While our acoustic localization algorithm assumes that there are no occlusions between the speaker array and the wearable device, we use the IMU data on the sensor to disambiguate between changes in the acoustic signals due to occlusions versus height changes of the wearable device itself. As a result, if the height of the wearable device has not changed but there is an occlusion of the direct path, the system does not update the height measurements since the IMU does not register any motion. When changes in the height of the wearable device occur (indicated by IMU data), the acoustic algorithm accurately updates the height information as long as there is no occlusion of the direct path for the duration when the height of the wearable device changes.
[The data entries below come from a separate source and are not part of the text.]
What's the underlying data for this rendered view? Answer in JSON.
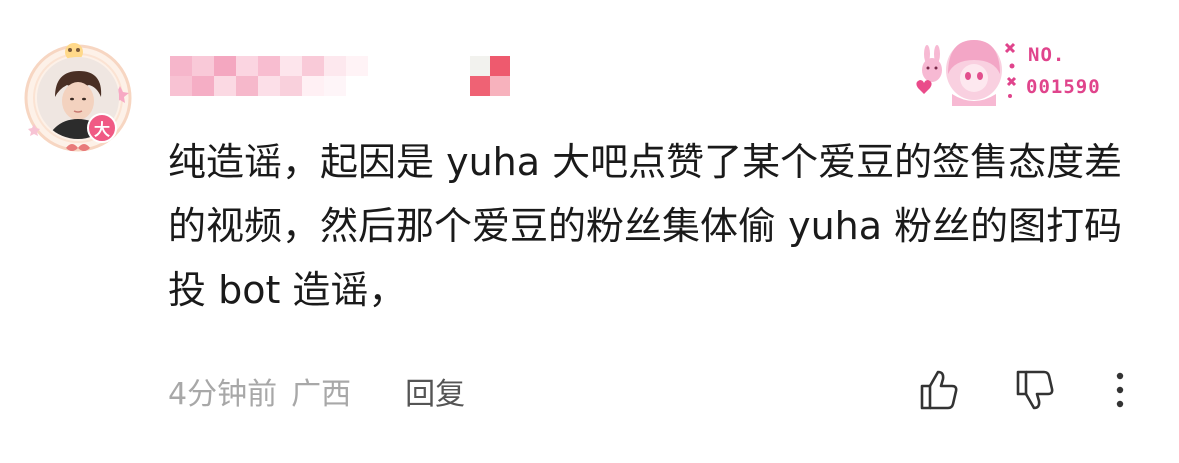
{
  "comment": {
    "level_badge": "大",
    "fan_badge": {
      "label": "NO.",
      "number": "001590"
    },
    "text": "纯造谣，起因是 yuha 大吧点赞了某个爱豆的签售态度差的视频，然后那个爱豆的粉丝集体偷 yuha 粉丝的图打码投 bot 造谣，",
    "time": "4分钟前",
    "location": "广西",
    "reply_label": "回复"
  },
  "icons": {
    "like": "thumbs-up-icon",
    "dislike": "thumbs-down-icon",
    "more": "more-vertical-icon"
  },
  "colors": {
    "badge_pink": "#f05a84",
    "fan_badge_pink": "#e0448c",
    "meta_gray": "#a8a8a8",
    "text_dark": "#1a1a1a"
  }
}
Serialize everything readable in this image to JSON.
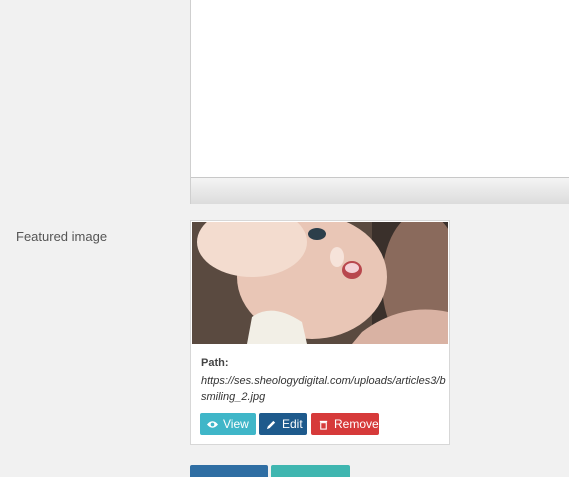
{
  "featured_image": {
    "label": "Featured image",
    "path_label": "Path:",
    "path_value": "https://ses.sheologydigital.com/uploads/articles3/b smiling_2.jpg",
    "buttons": {
      "view": "View",
      "edit": "Edit",
      "remove": "Remove"
    }
  },
  "colors": {
    "view": "#3fb6c8",
    "edit": "#1e5a8c",
    "remove": "#d63a3a"
  },
  "icons": {
    "view": "eye-icon",
    "edit": "pencil-icon",
    "remove": "trash-icon"
  }
}
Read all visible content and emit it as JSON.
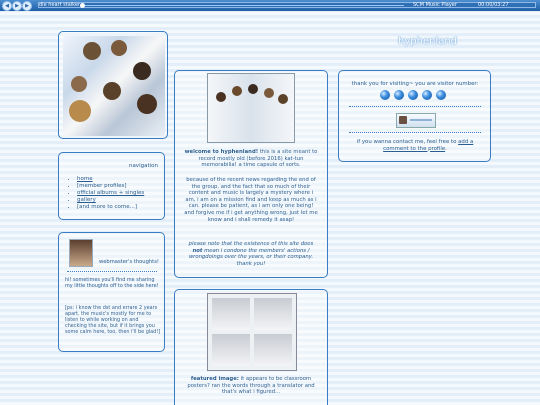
{
  "player": {
    "track": "die heart stalker",
    "app": "SCM Music Player",
    "time": "00:00/03:27"
  },
  "site_title": "hyphenland",
  "navigation": {
    "title": "navigation",
    "items": [
      "home",
      "[member profiles]",
      "official albums + singles",
      "gallery",
      "[and more to come...]"
    ]
  },
  "thoughts": {
    "title": "webmaster's thoughts!",
    "p1": "hi! sometimes you'll find me sharing my little thoughts off to the side here!",
    "p2": "[ps: i know the dst and errare 2 years apart. the music's mostly for me to listen to while working on and checking the site, but if it brings you some calm here, too, then i'll be glad!]"
  },
  "welcome": {
    "bold": "welcome to hyphenland!",
    "p1_rest": " this is a site meant to record mostly old (before 2016) kat-tun memorabilia! a time capsule of sorts.",
    "p2": "because of the recent news regarding the end of the group, and the fact that so much of their content and music is largely a mystery where i am, i am on a mission find and keep as much as i can. please be patient, as i am only one being! and forgive me if i get anything wrong, just let me know and i shall remedy it asap!",
    "p3a": "please note that the existence of this site does ",
    "p3b": "not",
    "p3c": " mean i condone the members' actions / wrongdoings over the years, or their company. thank you!"
  },
  "featured": {
    "bold": "featured image:",
    "text": " it appears to be classroom posters? ran the words through a translator and that's what i figured..."
  },
  "visitor": {
    "text": "thank you for visiting~ you are visitor number:",
    "digits_count": 5,
    "contact_a": "if you wanna contact me, feel free to ",
    "contact_link": "add a comment to the profile",
    "contact_end": "."
  }
}
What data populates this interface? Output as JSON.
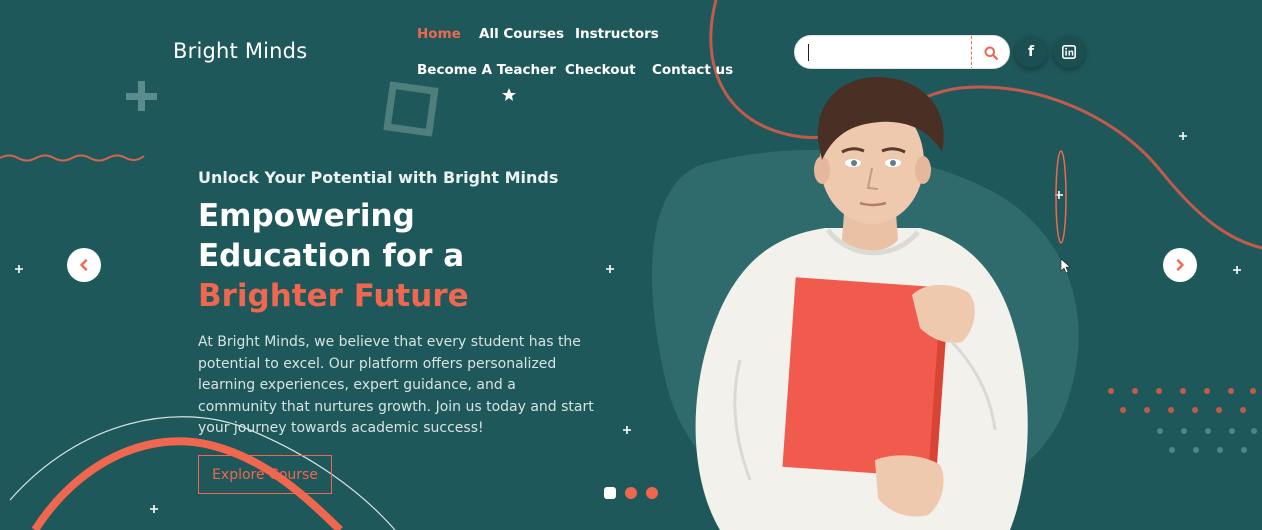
{
  "brand": {
    "name": "Bright Minds"
  },
  "nav": {
    "items": [
      {
        "label": "Home",
        "active": true
      },
      {
        "label": "All Courses",
        "active": false
      },
      {
        "label": "Instructors",
        "active": false
      },
      {
        "label": "Become A Teacher",
        "active": false
      },
      {
        "label": "Checkout",
        "active": false
      },
      {
        "label": "Contact us",
        "active": false
      }
    ]
  },
  "search": {
    "value": "",
    "placeholder": ""
  },
  "social": [
    {
      "icon": "facebook-icon",
      "glyph": "f"
    },
    {
      "icon": "linkedin-icon",
      "glyph": "in"
    }
  ],
  "hero": {
    "eyebrow": "Unlock Your Potential with Bright Minds",
    "headline_line1": "Empowering",
    "headline_line2": "Education for a",
    "headline_accent": "Brighter Future",
    "description": "At Bright Minds, we believe that every student has the potential to excel. Our platform offers personalized learning experiences, expert guidance, and a community that nurtures growth. Join us today and start your journey towards academic success!",
    "cta_label": "Explore Course"
  },
  "carousel": {
    "prev_icon": "chevron-left-icon",
    "next_icon": "chevron-right-icon",
    "slides_count": 3,
    "active_index": 0
  },
  "colors": {
    "background": "#1f585b",
    "accent": "#f0674f",
    "text": "#ffffff"
  }
}
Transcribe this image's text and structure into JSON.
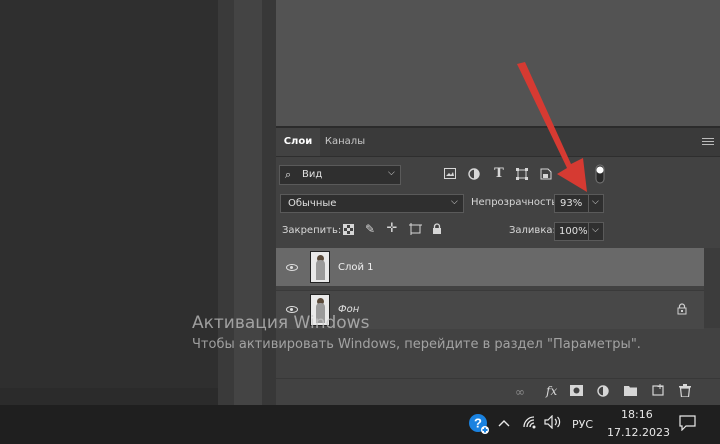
{
  "tabs": [
    {
      "label": "Слои"
    },
    {
      "label": "Каналы"
    }
  ],
  "filter": {
    "label": "Вид",
    "icon": "search-icon"
  },
  "filter_icons": [
    "image-filter-icon",
    "adjustment-filter-icon",
    "type-filter-icon",
    "shape-filter-icon",
    "smart-object-filter-icon",
    "filter-toggle-icon"
  ],
  "blend_mode": {
    "value": "Обычные"
  },
  "opacity": {
    "label": "Непрозрачность:",
    "value": "93%"
  },
  "lock": {
    "label": "Закрепить:",
    "icons": [
      "lock-transparent-icon",
      "lock-paint-icon",
      "lock-move-icon",
      "lock-artboard-icon",
      "lock-all-icon"
    ]
  },
  "fill": {
    "label": "Заливка:",
    "value": "100%"
  },
  "layers": [
    {
      "name": "Слой 1",
      "selected": true,
      "visible": true
    },
    {
      "name": "Фон",
      "selected": false,
      "visible": true,
      "locked": true
    }
  ],
  "bottom_icons": [
    "link-layers-icon",
    "fx-icon",
    "add-mask-icon",
    "adjustment-layer-icon",
    "new-group-icon",
    "new-layer-icon",
    "delete-icon"
  ],
  "bottom_fx_label": "fx",
  "watermark": {
    "title": "Активация Windows",
    "subtitle": "Чтобы активировать Windows, перейдите в раздел \"Параметры\"."
  },
  "taskbar": {
    "language": "РУС",
    "time": "18:16",
    "date": "17.12.2023",
    "tray_icons": [
      "help-icon",
      "chevron-up-icon",
      "wifi-icon",
      "volume-icon",
      "notification-icon"
    ]
  },
  "colors": {
    "panel": "#424242",
    "selected_layer": "#696969",
    "arrow": "#d63a32",
    "taskbar": "#1f1f1f"
  }
}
If occlusions occur at the same time as changes to the height of the wearable device, our acoustic tracking system can run for an extended duration after the IMU triggers, until the occlusions clear up. This is done by continually computing the height until it stabilizes. Another way to mitigate this is to mount the localizer to the ceiling over the heart, minimizing the probability of occlusion events.

We anticipate the device to be most utilized in the ICU and operating room. Patients in the ICU are less likely to be sedated and may reposition themselves in the bed. They also potentially have visitors who can adjust the height of the bed without alerting a nurse. In addition, bed heights are frequently changed in the ICU as nurses perform various care tasks to minimize their own risk of occupational injury31 and each height change requires the nurse to remember and adjust the pressure transducer for an arterial line that may be in place for days or even longer.

In summary, maintaining the transducer position for invasive arterial pressure measurements is a manual process that is prone to errors. In this study, we demonstrate a wireless, low-power system for automatically determining the hydrostatic reference point height with median precision of less than a centimeter. This prototype device could help decrease the task overload of healthcare providers and improve the accuracy of invasive arterial pressure measurements.